Demirtas was previously sentenced to three years in prison for insulting the president and now faces a potential life sentence in a trial with more than 100 other HDP politicians accused of instigating 2014 protests in which dozens died.
DEVA PARTY LEADER ALI BABACAN
Babacan, 55, is an ex-deputy prime minister and former close ally of Erdogan who quit the AKP in 2019 over differences about its direction. He formed the Deva (Remedy) Party and urged reforms to boost the rule of law and democracy. A former economy and foreign minister, he was well regarded by foreign investors.

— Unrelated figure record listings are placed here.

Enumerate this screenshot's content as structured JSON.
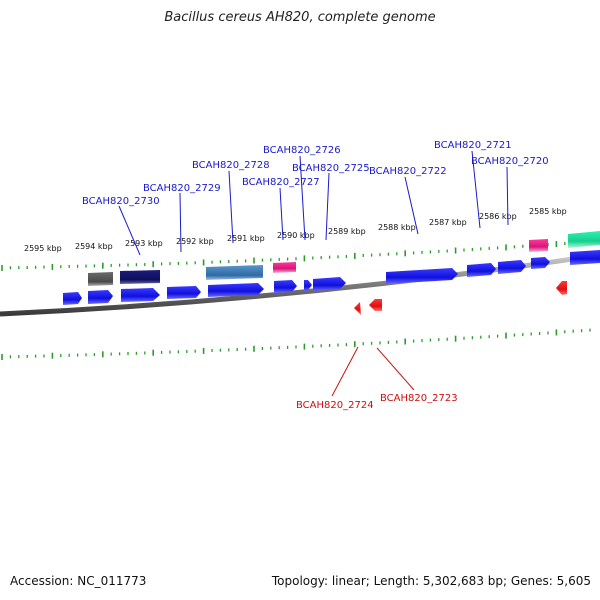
{
  "title": "Bacillus cereus AH820, complete genome",
  "footer": {
    "accession": "Accession: NC_011773",
    "info": "Topology: linear; Length: 5,302,683 bp; Genes: 5,605"
  },
  "colors": {
    "background": "#ffffff",
    "backbone": "#808080",
    "tick": "#2e9a2e",
    "forward_gene": "#1515e0",
    "reverse_gene": "#e01010",
    "forward_label": "#1a1acc",
    "reverse_label": "#cc1010",
    "feature_dark_gray": "#555555",
    "feature_navy": "#14146e",
    "feature_steelblue": "#3d7ab5",
    "feature_magenta": "#e0157a",
    "feature_teal": "#18d69a"
  },
  "scale_labels": [
    "2595 kbp",
    "2594 kbp",
    "2593 kbp",
    "2592 kbp",
    "2591 kbp",
    "2590 kbp",
    "2589 kbp",
    "2588 kbp",
    "2587 kbp",
    "2586 kbp",
    "2585 kbp"
  ],
  "forward_gene_labels": [
    "BCAH820_2730",
    "BCAH820_2729",
    "BCAH820_2728",
    "BCAH820_2727",
    "BCAH820_2726",
    "BCAH820_2725",
    "BCAH820_2722",
    "BCAH820_2721",
    "BCAH820_2720"
  ],
  "reverse_gene_labels": [
    "BCAH820_2724",
    "BCAH820_2723"
  ]
}
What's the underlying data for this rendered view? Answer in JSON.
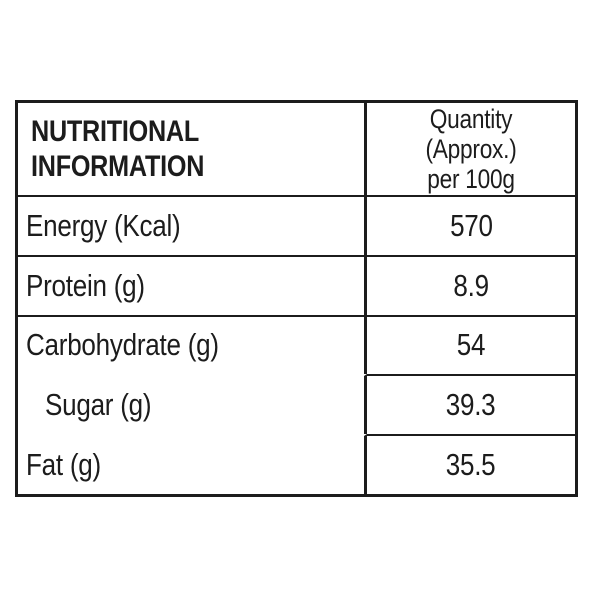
{
  "table": {
    "header": {
      "col1": "NUTRITIONAL\nINFORMATION",
      "col2": "Quantity (Approx.)\nper 100g"
    },
    "rows": [
      {
        "label": "Energy (Kcal)",
        "value": "570",
        "indent": false
      },
      {
        "label": "Protein (g)",
        "value": "8.9",
        "indent": false
      },
      {
        "label": "Carbohydrate (g)",
        "value": "54",
        "indent": false
      },
      {
        "label": "Sugar (g)",
        "value": "39.3",
        "indent": true
      },
      {
        "label": "Fat (g)",
        "value": "35.5",
        "indent": false
      }
    ]
  },
  "colors": {
    "text": "#1c1c1c",
    "border": "#1c1c1c",
    "background": "#ffffff"
  }
}
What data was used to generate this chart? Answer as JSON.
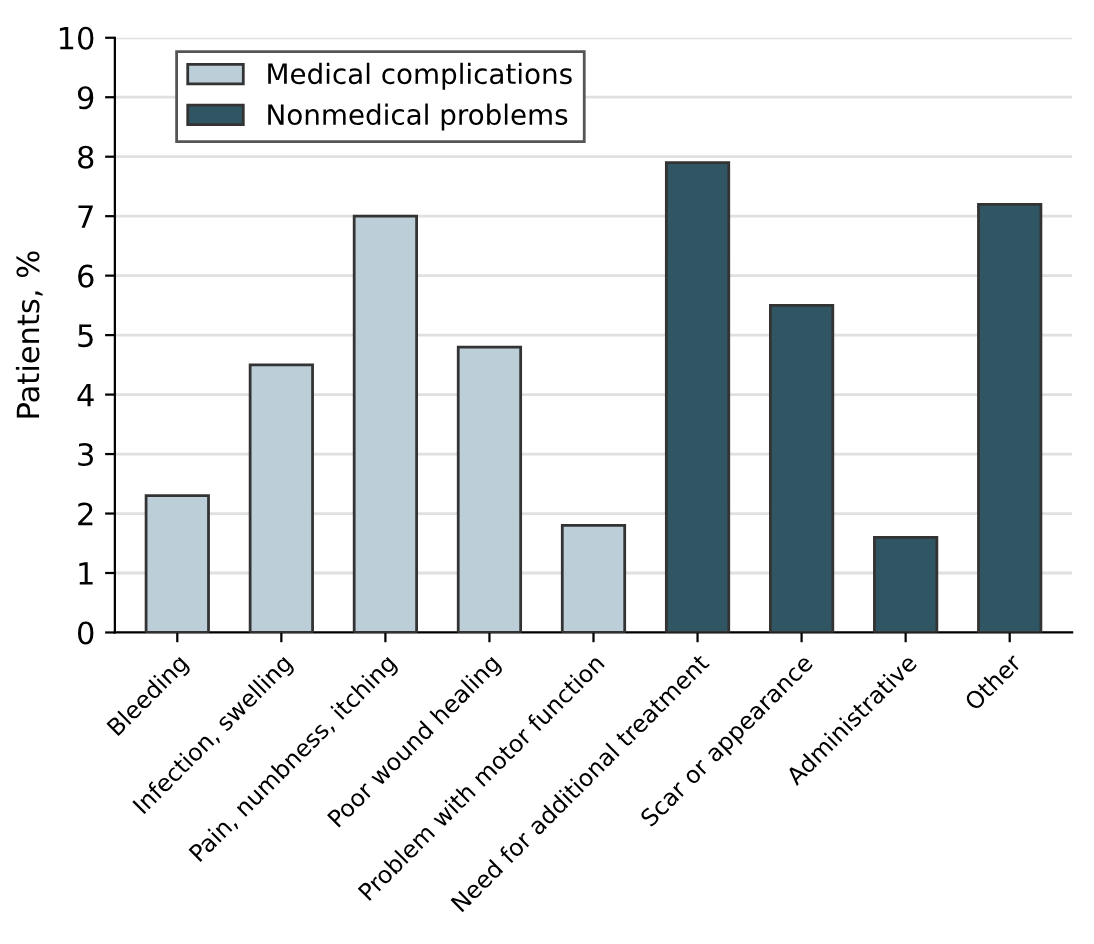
{
  "chart_data": {
    "type": "bar",
    "ylabel": "Patients, %",
    "categories": [
      "Bleeding",
      "Infection, swelling",
      "Pain, numbness, itching",
      "Poor wound healing",
      "Problem with motor function",
      "Need for additional treatment",
      "Scar or appearance",
      "Administrative",
      "Other"
    ],
    "series": [
      {
        "name": "Medical complications",
        "color": "#bccfd9",
        "values": [
          2.3,
          4.5,
          7.0,
          4.8,
          1.8,
          null,
          null,
          null,
          null
        ]
      },
      {
        "name": "Nonmedical problems",
        "color": "#315663",
        "values": [
          null,
          null,
          null,
          null,
          null,
          7.9,
          5.5,
          1.6,
          7.2
        ]
      }
    ],
    "ylim": [
      0,
      10
    ],
    "yticks": [
      0,
      1,
      2,
      3,
      4,
      5,
      6,
      7,
      8,
      9,
      10
    ],
    "grid": "y",
    "legend": "top left"
  }
}
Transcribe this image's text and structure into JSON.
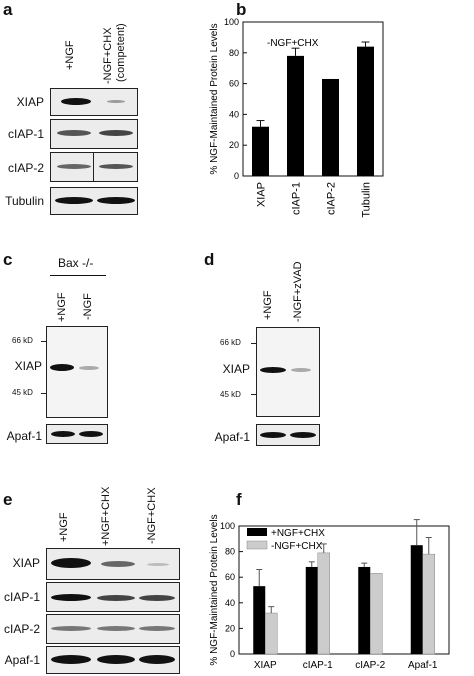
{
  "panels": {
    "a": {
      "letter": "a",
      "lanes": [
        "+NGF",
        "-NGF+CHX",
        "(competent)"
      ],
      "rows": [
        "XIAP",
        "cIAP-1",
        "cIAP-2",
        "Tubulin"
      ]
    },
    "b": {
      "letter": "b",
      "chart_data": {
        "type": "bar",
        "title": "",
        "annotation": "-NGF+CHX",
        "ylabel": "% NGF-Maintained Protein Levels",
        "ylim": [
          0,
          100
        ],
        "yticks": [
          0,
          20,
          40,
          60,
          80,
          100
        ],
        "categories": [
          "XIAP",
          "cIAP-1",
          "cIAP-2",
          "Tubulin"
        ],
        "values": [
          32,
          78,
          63,
          84
        ],
        "errors": [
          4,
          5,
          0,
          3
        ],
        "color": "#000000"
      }
    },
    "c": {
      "letter": "c",
      "header": "Bax -/-",
      "lanes": [
        "+NGF",
        "-NGF"
      ],
      "markers": [
        "66 kD",
        "45 kD"
      ],
      "rows": [
        "XIAP",
        "Apaf-1"
      ]
    },
    "d": {
      "letter": "d",
      "lanes": [
        "+NGF",
        "-NGF+zVAD"
      ],
      "markers": [
        "66 kD",
        "45 kD"
      ],
      "rows": [
        "XIAP",
        "Apaf-1"
      ]
    },
    "e": {
      "letter": "e",
      "lanes": [
        "+NGF",
        "+NGF+CHX",
        "-NGF+CHX"
      ],
      "rows": [
        "XIAP",
        "cIAP-1",
        "cIAP-2",
        "Apaf-1"
      ]
    },
    "f": {
      "letter": "f",
      "chart_data": {
        "type": "bar",
        "title": "",
        "ylabel": "% NGF-Maintained Protein Levels",
        "ylim": [
          0,
          100
        ],
        "yticks": [
          0,
          20,
          40,
          60,
          80,
          100
        ],
        "categories": [
          "XIAP",
          "cIAP-1",
          "cIAP-2",
          "Apaf-1"
        ],
        "series": [
          {
            "name": "+NGF+CHX",
            "color": "#000000",
            "values": [
              53,
              68,
              68,
              85
            ],
            "errors": [
              13,
              4,
              3,
              20
            ]
          },
          {
            "name": "-NGF+CHX",
            "color": "#cccccc",
            "values": [
              32,
              79,
              63,
              78
            ],
            "errors": [
              5,
              7,
              0,
              13
            ]
          }
        ],
        "legend": "top-left"
      }
    }
  }
}
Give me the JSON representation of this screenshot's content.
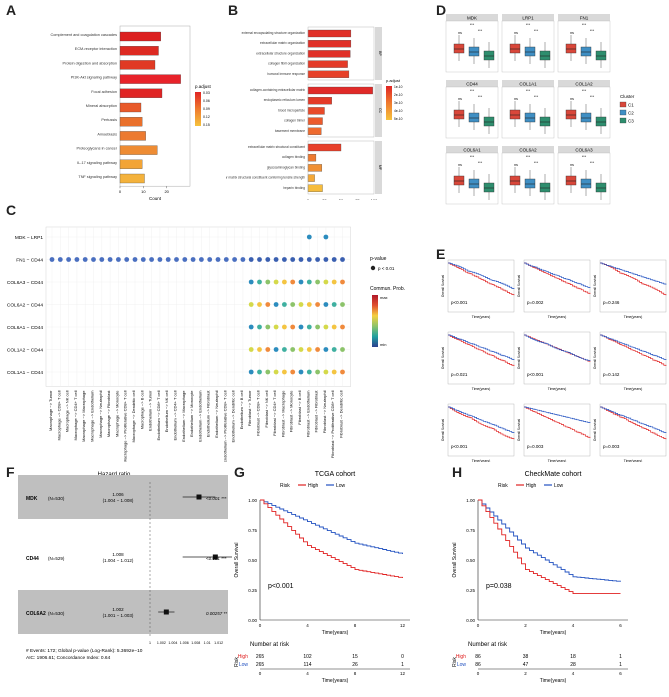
{
  "panels": {
    "A": {
      "letter": "A",
      "bars": [
        {
          "label": "Complement and coagulation cascades",
          "value": 17.5,
          "color": "#dc2020"
        },
        {
          "label": "ECM-receptor interaction",
          "value": 16.5,
          "color": "#dd2a22"
        },
        {
          "label": "Protein digestion and absorption",
          "value": 15.0,
          "color": "#e03a24"
        },
        {
          "label": "PI3K-Akt signaling pathway",
          "value": 26.0,
          "color": "#e8232a"
        },
        {
          "label": "Focal adhesion",
          "value": 18.0,
          "color": "#e02424"
        },
        {
          "label": "Mineral absorption",
          "value": 9.0,
          "color": "#e85a2a"
        },
        {
          "label": "Pertussis",
          "value": 9.5,
          "color": "#e9702c"
        },
        {
          "label": "Amoebiasis",
          "value": 11.0,
          "color": "#ec7a30"
        },
        {
          "label": "Proteoglycans in cancer",
          "value": 16.0,
          "color": "#ee8c34"
        },
        {
          "label": "IL-17 signaling pathway",
          "value": 9.5,
          "color": "#f2a436"
        },
        {
          "label": "TNF signaling pathway",
          "value": 10.5,
          "color": "#f4b23c"
        }
      ],
      "xticks": [
        "0",
        "10",
        "20"
      ],
      "xlabel": "Count",
      "legend_title": "p.adjust",
      "legend_ticks": [
        "0.03",
        "0.06",
        "0.09",
        "0.12",
        "0.15"
      ]
    },
    "B": {
      "letter": "B",
      "groups": [
        {
          "name": "BP",
          "bars": [
            {
              "label": "external encapsulating structure organization",
              "value": 65,
              "color": "#e03028"
            },
            {
              "label": "extracellular matrix organization",
              "value": 65,
              "color": "#e03028"
            },
            {
              "label": "extracellular structure organization",
              "value": 64,
              "color": "#e03028"
            },
            {
              "label": "collagen fibril organization",
              "value": 60,
              "color": "#e43a28"
            },
            {
              "label": "humoral immune response",
              "value": 62,
              "color": "#e64028"
            }
          ]
        },
        {
          "name": "CC",
          "bars": [
            {
              "label": "collagen-containing extracellular matrix",
              "value": 98,
              "color": "#e02a28"
            },
            {
              "label": "endoplasmic reticulum lumen",
              "value": 36,
              "color": "#e43a28"
            },
            {
              "label": "blood microparticle",
              "value": 25,
              "color": "#e84a2a"
            },
            {
              "label": "collagen trimer",
              "value": 22,
              "color": "#ec5a2c"
            },
            {
              "label": "basement membrane",
              "value": 20,
              "color": "#ee6a2e"
            }
          ]
        },
        {
          "name": "MF",
          "bars": [
            {
              "label": "extracellular matrix structural constituent",
              "value": 50,
              "color": "#e8402a"
            },
            {
              "label": "collagen binding",
              "value": 12,
              "color": "#ee7a30"
            },
            {
              "label": "glycosaminoglycan binding",
              "value": 21,
              "color": "#f09034"
            },
            {
              "label": "extracellular matrix structural constituent conferring tensile strength",
              "value": 10,
              "color": "#f4a838"
            },
            {
              "label": "heparin binding",
              "value": 22,
              "color": "#f6bc3c"
            }
          ]
        }
      ],
      "xticks": [
        "0",
        "25",
        "50",
        "75",
        "100"
      ],
      "xlabel": "Count",
      "legend_title": "p.adjust",
      "legend_ticks": [
        "1e-10",
        "2e-10",
        "3e-10",
        "4e-10",
        "5e-10"
      ]
    },
    "C": {
      "letter": "C",
      "pairs": [
        "MDK − LRP1",
        "FN1 − CD44",
        "COL6A3 − CD44",
        "COL6A2 − CD44",
        "COL6A1 − CD44",
        "COL1A2 − CD44",
        "COL1A1 − CD44"
      ],
      "cell_pairs": [
        "Macrophage −> Tumor",
        "Macrophage −> CD8+ T cell",
        "Macrophage −> NK cell",
        "Macrophage −> CD4+ T cell",
        "Macrophage −> Macrophage",
        "Macrophage −> Endothelium",
        "Macrophage −> Neutrophil",
        "Macrophage −> Fibroblast",
        "Macrophage −> Monocyte",
        "Macrophage −> Proliferative CD8+ T cell",
        "Macrophage −> Dendritic cell",
        "Macrophage −> B cell",
        "Endothelium −> Tumor",
        "Endothelium −> CD8+ T cell",
        "Endothelium −> NK cell",
        "Endothelium −> CD4+ T cell",
        "Endothelium −> Macrophage",
        "Endothelium −> Monocyte",
        "Endothelium −> Endothelium",
        "Endothelium −> Fibroblast",
        "Endothelium −> Neutrophil",
        "Endothelium −> Proliferative CD8+ T cell",
        "Endothelium −> Dendritic cell",
        "Endothelium −> B cell",
        "Fibroblast −> Tumor",
        "Fibroblast −> CD8+ T cell",
        "Fibroblast −> NK cell",
        "Fibroblast −> CD4+ T cell",
        "Fibroblast −> Macrophage",
        "Fibroblast −> Monocyte",
        "Fibroblast −> B cell",
        "Fibroblast −> Endothelium",
        "Fibroblast −> Fibroblast",
        "Fibroblast −> Neutrophil",
        "Fibroblast −> Proliferative CD8+ T cell",
        "Fibroblast −> Dendritic cell"
      ],
      "legend_pvalue_title": "p-value",
      "legend_pvalue_entry": "p < 0.01",
      "legend_prob_title": "Commun. Prob.",
      "legend_prob_max": "max",
      "legend_prob_min": "min"
    },
    "D": {
      "letter": "D",
      "genes": [
        "MDK",
        "LRP1",
        "FN1",
        "CD44",
        "COL1A1",
        "COL1A2",
        "COL6A1",
        "COL6A2",
        "COL6A3"
      ],
      "legend_title": "Cluster",
      "clusters": [
        {
          "name": "C1",
          "color": "#d9473a"
        },
        {
          "name": "C2",
          "color": "#3f8fc4"
        },
        {
          "name": "C3",
          "color": "#2e8e6e"
        }
      ]
    },
    "E": {
      "letter": "E",
      "pvalues": [
        "p<0.001",
        "p=0.002",
        "p=0.246",
        "p=0.021",
        "p<0.001",
        "p=0.142",
        "p<0.001",
        "p=0.003",
        "p=0.003"
      ],
      "xlabel": "Time(years)",
      "ylabel": "Overall Survival"
    },
    "F": {
      "letter": "F",
      "title": "Hazard ratio",
      "rows": [
        {
          "gene": "MDK",
          "n": "(N=530)",
          "hr": "1.006",
          "ci": "(1.004 − 1.008)",
          "p": "<0.001 ***",
          "est": 1.006,
          "lo": 1.004,
          "hi": 1.008
        },
        {
          "gene": "CD44",
          "n": "(N=529)",
          "hr": "1.008",
          "ci": "(1.004 − 1.012)",
          "p": "<0.001 ***",
          "est": 1.008,
          "lo": 1.004,
          "hi": 1.012
        },
        {
          "gene": "COL6A2",
          "n": "(N=530)",
          "hr": "1.002",
          "ci": "(1.001 − 1.003)",
          "p": "0.00257 **",
          "est": 1.002,
          "lo": 1.001,
          "hi": 1.003
        }
      ],
      "axis_ticks": [
        "1",
        "1.002",
        "1.004",
        "1.006",
        "1.008",
        "1.01",
        "1.012"
      ],
      "footer1": "# Events: 172; Global p-value (Log-Rank): 5.3692e−10",
      "footer2": "AIC: 1906.61; Concordance Index: 0.64"
    },
    "G": {
      "letter": "G",
      "title": "TCGA cohort",
      "legend_label": "Risk",
      "high": "High",
      "low": "Low",
      "pvalue": "p<0.001",
      "ylabel": "Overall Survival",
      "xlabel": "Time(years)",
      "yticks": [
        "0.00",
        "0.25",
        "0.50",
        "0.75",
        "1.00"
      ],
      "xticks": [
        "0",
        "4",
        "8",
        "12"
      ],
      "risk_title": "Number at risk",
      "risk_high": [
        "265",
        "102",
        "15",
        "0"
      ],
      "risk_low": [
        "265",
        "114",
        "26",
        "1"
      ],
      "risk_axis": "Risk"
    },
    "H": {
      "letter": "H",
      "title": "CheckMate cohort",
      "legend_label": "Risk",
      "high": "High",
      "low": "Low",
      "pvalue": "p=0.038",
      "ylabel": "Overall Survival",
      "xlabel": "Time(years)",
      "yticks": [
        "0.00",
        "0.25",
        "0.50",
        "0.75",
        "1.00"
      ],
      "xticks": [
        "0",
        "2",
        "4",
        "6"
      ],
      "risk_title": "Number at risk",
      "risk_high": [
        "86",
        "38",
        "18",
        "1"
      ],
      "risk_low": [
        "86",
        "47",
        "28",
        "1"
      ],
      "risk_axis": "Risk"
    }
  },
  "chart_data": [
    {
      "type": "bar",
      "panel": "A",
      "title": "KEGG enrichment",
      "xlabel": "Count",
      "categories": [
        "Complement and coagulation cascades",
        "ECM-receptor interaction",
        "Protein digestion and absorption",
        "PI3K-Akt signaling pathway",
        "Focal adhesion",
        "Mineral absorption",
        "Pertussis",
        "Amoebiasis",
        "Proteoglycans in cancer",
        "IL-17 signaling pathway",
        "TNF signaling pathway"
      ],
      "values": [
        17.5,
        16.5,
        15,
        26,
        18,
        9,
        9.5,
        11,
        16,
        9.5,
        10.5
      ]
    },
    {
      "type": "bar",
      "panel": "B",
      "title": "GO enrichment",
      "xlabel": "Count",
      "series": [
        {
          "name": "BP",
          "values": [
            65,
            65,
            64,
            60,
            62
          ]
        },
        {
          "name": "CC",
          "values": [
            98,
            36,
            25,
            22,
            20
          ]
        },
        {
          "name": "MF",
          "values": [
            50,
            12,
            21,
            10,
            22
          ]
        }
      ]
    },
    {
      "type": "scatter",
      "panel": "C",
      "title": "Ligand-receptor communication",
      "xlabel": "cell pairs",
      "ylabel": "ligand-receptor pairs"
    },
    {
      "type": "line",
      "panel": "G",
      "title": "TCGA cohort",
      "xlabel": "Time(years)",
      "ylabel": "Overall Survival",
      "ylim": [
        0,
        1
      ],
      "x": [
        0,
        4,
        8,
        12
      ],
      "series": [
        {
          "name": "High",
          "values": [
            1.0,
            0.62,
            0.42,
            0.35
          ]
        },
        {
          "name": "Low",
          "values": [
            1.0,
            0.82,
            0.64,
            0.55
          ]
        }
      ]
    },
    {
      "type": "line",
      "panel": "H",
      "title": "CheckMate cohort",
      "xlabel": "Time(years)",
      "ylabel": "Overall Survival",
      "ylim": [
        0,
        1
      ],
      "x": [
        0,
        2,
        4,
        6
      ],
      "series": [
        {
          "name": "High",
          "values": [
            1.0,
            0.42,
            0.22,
            0.22
          ]
        },
        {
          "name": "Low",
          "values": [
            1.0,
            0.6,
            0.36,
            0.32
          ]
        }
      ]
    }
  ]
}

FUTURE PARTY LEADER AHMET DAVUTOGLU
Davutoglu, 64, a former prime minister and foreign minister, broke with the AKP in 2019 and established the Gelecek (Future) Party. In the first decade of AKP rule he championed a less confrontational foreign policy with the mantra « zero problems with neighbours », and has since criticised what he describes as a lurch towards authoritarianism under the executive presidency.
ISTANBUL MAYOR EKREM IMAMOGLU
After five years as CHP mayor of an Istanbul district, former businessman Ekrem Imamoglu, 52, rose to prominence in March 2019 when he defeated the AKP’s candidate in the Istanbul municipal election. He was sentenced to more than two years in prison in 2022 for insulting public officials and faces a political ban if the ruling is upheld.
ANKARA MAYOR MANSUR YAVAS
Nationalist politician and lawyer Mansur Yavas, 67, defeated the AKP’s Ankara mayoral candidate 2019 as the CHP candidate backed by an opposition alliance. Previously he served for 10 years as the nationalist MHP mayor of an Ankara district until 2009. He left the MHP and joined CHP in 2013.